Попробую все-таки по-другому. Когда пришли за Одиссеем… Нет, не так. Когда прибыли на Итаку собравшиеся в поход, чтобы прихватить с собой под Трою Одиссея, он прикинулся сумасшедшим. Вот он, первый ловчила, симулянт, предшественник всех «косящих» призывников; должны быть еще какие-то жаргонные словечки, да я их не помню: лет сорок пять назад я тоже предстал перед медицинской комиссией – меня спасла близорукость, усиленная собственным притворством. Итак, Одиссей хотел быть белобилетником (стать, как я, рядовым необученным, непригодным в мирное, пригодным в военное время, не имело смысла: начиналась троянская война). Можно понять Одиссея: у него только что родился сын, и с Пенелопой-то он прожил не больше года. Он любил жену и сына – это истинная правда, и это многое извиняет в нем, не так ли? Вот он и стал при высокой военной комиссии засевать вспаханное поле крупной солью. Паламед – умница не хуже его, придумавший первый маяк, изобретший (или упорядочивший) алфавит, предложивший исчисление времени по годам, месяцам и дням, – выхватил маленького Телемака из рук Пенелопы и бросил его на пашню. Одиссей остановил быка (или вола – на ком он там пахал?) – не смог задавить сына. Пришлось ему отправиться вместе со всеми под стены Трои.
Уф… Больше я ничего так долго пересказывать не буду. Собрать, так сказать, компромат на Одиссея проще простого – но, представьте себе, именно за хитрость его любит и покровительствует ему Афина. Надо уметь вовремя и разумно выбрать себе богиню-покровительницу. Пусть те, кто поглупей, например Парис, выбирают Афродиту. Что из этого произошло – известно. А вот Афина, «совоокая», «провидящая», «необорная дщерь громоносного Зевса», еще какая? – «лепокудрая», «светлоокая», «броненосная» – действительно, не подведет героя.
Но даже она несколько смущена его повадками!
И все-таки Одиссей – не плут, не персонаж плутовских романов. Он не только хитер, он «многоумный», он «славен копьем», он – лучший стрелок из лука, он красноречив, он лучший оратор, он скорбит и плачет вдали от родины – по милой Итаке, жене и сыну, он любознателен – всё ему интересно (в том числе пение сирен – как нравилось мне в детстве это место!), смел, открыт новым впечатлениям… он одинок, пережив всех своих друзей… А как печальны, как мрачны страницы, посвященные посещению им царства мертвых! Он полон раскаяния, плачет в беседе с умершими товарищами, ему не по себе.
Интересно, как в классической гимназии «проходили этот образ»? Положительный, отрицательный – какой? В гимназии не проходили, там – читали.
14
А где же огромная литература о Гомере? Можно ли обойтись без нее – в разговоре о нем, без нее и без философии?

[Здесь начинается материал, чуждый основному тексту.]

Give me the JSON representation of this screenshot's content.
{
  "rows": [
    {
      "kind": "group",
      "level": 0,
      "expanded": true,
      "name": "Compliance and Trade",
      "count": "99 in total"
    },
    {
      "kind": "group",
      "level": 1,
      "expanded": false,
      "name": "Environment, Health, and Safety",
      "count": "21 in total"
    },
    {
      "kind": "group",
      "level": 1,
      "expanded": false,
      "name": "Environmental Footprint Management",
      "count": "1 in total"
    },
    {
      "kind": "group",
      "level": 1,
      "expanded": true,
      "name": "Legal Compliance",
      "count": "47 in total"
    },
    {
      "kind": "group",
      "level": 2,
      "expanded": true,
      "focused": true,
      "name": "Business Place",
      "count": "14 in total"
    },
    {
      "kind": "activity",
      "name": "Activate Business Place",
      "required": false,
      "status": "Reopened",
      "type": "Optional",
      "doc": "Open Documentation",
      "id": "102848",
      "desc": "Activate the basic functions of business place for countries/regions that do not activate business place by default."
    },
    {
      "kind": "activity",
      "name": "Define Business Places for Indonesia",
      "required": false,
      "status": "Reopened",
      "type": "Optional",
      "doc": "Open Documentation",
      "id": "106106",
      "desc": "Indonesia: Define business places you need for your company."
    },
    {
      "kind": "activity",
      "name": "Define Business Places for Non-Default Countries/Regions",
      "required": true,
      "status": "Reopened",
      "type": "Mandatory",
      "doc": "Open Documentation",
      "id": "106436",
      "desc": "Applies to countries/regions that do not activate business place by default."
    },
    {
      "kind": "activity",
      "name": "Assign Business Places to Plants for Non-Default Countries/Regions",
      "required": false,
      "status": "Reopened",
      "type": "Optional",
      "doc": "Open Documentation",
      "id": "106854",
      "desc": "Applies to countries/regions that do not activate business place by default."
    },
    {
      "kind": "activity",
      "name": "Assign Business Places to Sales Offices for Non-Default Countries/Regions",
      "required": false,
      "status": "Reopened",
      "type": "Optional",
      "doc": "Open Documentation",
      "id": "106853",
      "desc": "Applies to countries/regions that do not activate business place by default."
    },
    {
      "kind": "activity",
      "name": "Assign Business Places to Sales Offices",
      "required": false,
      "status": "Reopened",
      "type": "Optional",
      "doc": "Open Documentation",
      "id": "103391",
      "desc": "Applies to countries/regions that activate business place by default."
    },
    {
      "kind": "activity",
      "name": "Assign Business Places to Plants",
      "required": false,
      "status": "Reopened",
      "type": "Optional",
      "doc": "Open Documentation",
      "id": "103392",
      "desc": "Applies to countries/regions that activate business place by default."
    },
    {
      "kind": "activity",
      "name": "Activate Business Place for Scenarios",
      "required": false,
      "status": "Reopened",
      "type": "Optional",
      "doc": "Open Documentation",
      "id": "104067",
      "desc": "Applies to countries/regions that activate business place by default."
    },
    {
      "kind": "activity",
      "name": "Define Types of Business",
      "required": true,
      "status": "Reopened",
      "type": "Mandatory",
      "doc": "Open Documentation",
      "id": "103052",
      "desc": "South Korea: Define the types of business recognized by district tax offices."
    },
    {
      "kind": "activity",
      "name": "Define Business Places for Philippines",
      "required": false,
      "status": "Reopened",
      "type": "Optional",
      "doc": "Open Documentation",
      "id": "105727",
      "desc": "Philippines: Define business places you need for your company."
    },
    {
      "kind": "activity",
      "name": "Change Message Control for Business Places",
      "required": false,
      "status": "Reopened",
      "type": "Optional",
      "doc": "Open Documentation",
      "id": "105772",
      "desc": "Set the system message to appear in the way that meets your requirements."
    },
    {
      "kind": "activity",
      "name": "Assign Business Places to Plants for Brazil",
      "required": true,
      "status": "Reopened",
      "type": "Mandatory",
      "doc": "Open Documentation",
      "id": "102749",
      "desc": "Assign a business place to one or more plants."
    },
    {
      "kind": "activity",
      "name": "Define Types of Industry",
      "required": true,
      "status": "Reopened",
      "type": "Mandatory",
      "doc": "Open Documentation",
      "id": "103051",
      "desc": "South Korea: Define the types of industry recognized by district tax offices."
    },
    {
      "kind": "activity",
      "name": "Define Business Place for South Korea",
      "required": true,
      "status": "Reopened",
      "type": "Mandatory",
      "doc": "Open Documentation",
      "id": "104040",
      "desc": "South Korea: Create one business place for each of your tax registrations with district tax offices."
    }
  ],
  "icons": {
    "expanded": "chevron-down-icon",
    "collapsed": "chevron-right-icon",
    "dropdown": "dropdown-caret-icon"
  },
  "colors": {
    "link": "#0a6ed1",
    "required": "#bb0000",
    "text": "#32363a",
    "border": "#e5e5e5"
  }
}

Но я не пишу ученый трактат. Гомером занималась вся последующая литература, философия и филология начиная с рапсодов (гомеридов), исполнявших и истолковывавших его поэмы. Гете тоже называл себя «гомеридом», когда писал «Германа и Доротею» или «Ахиллеаду».
Уж не назвать ли мне здесь неоплатоников, интерпретировавших Гомера: Плотина, Порфирия, Ямвлиха, Прокла, толковавшего отдельные места из него – для школьного обихода? Чтобы не ошибиться и правильно назвать их, я должен был наведаться в философский словарь. Или, может быть, блеснуть эрудицией, разумеется, заимствованной из тех же словарей, и вспомнить Шеллинга, «толковавшего гомеровский эпос как внутреннее перерождение мифотворческой стихии»?
Обойтись без всего этого мне разрешает Платон, назвавший мировоззрение Гомера (Орфея, орфиков, Гесиода) дофилософским осмыслением действительности. Ах, дофилософским? Тогда я могу не беспокоиться. Миф бездоказателен, зато традиционно авторитетен, – говорил Платон. А кроме того, миф – результат непосредственного созерцания сверхчувственного мира, что и заставляет, по Платону, всякий раз обращаться к нему, когда речь идет о богах, героическом прошлом, а также – загробном существовании души.
Я тоже так думаю. Нет, кроме шуток, Гомер – это поэзия, и она старше философии. «Стихи никогда ничего не доказывали, кроме большего или меньшего таланта их автора», – сказал Тютчев.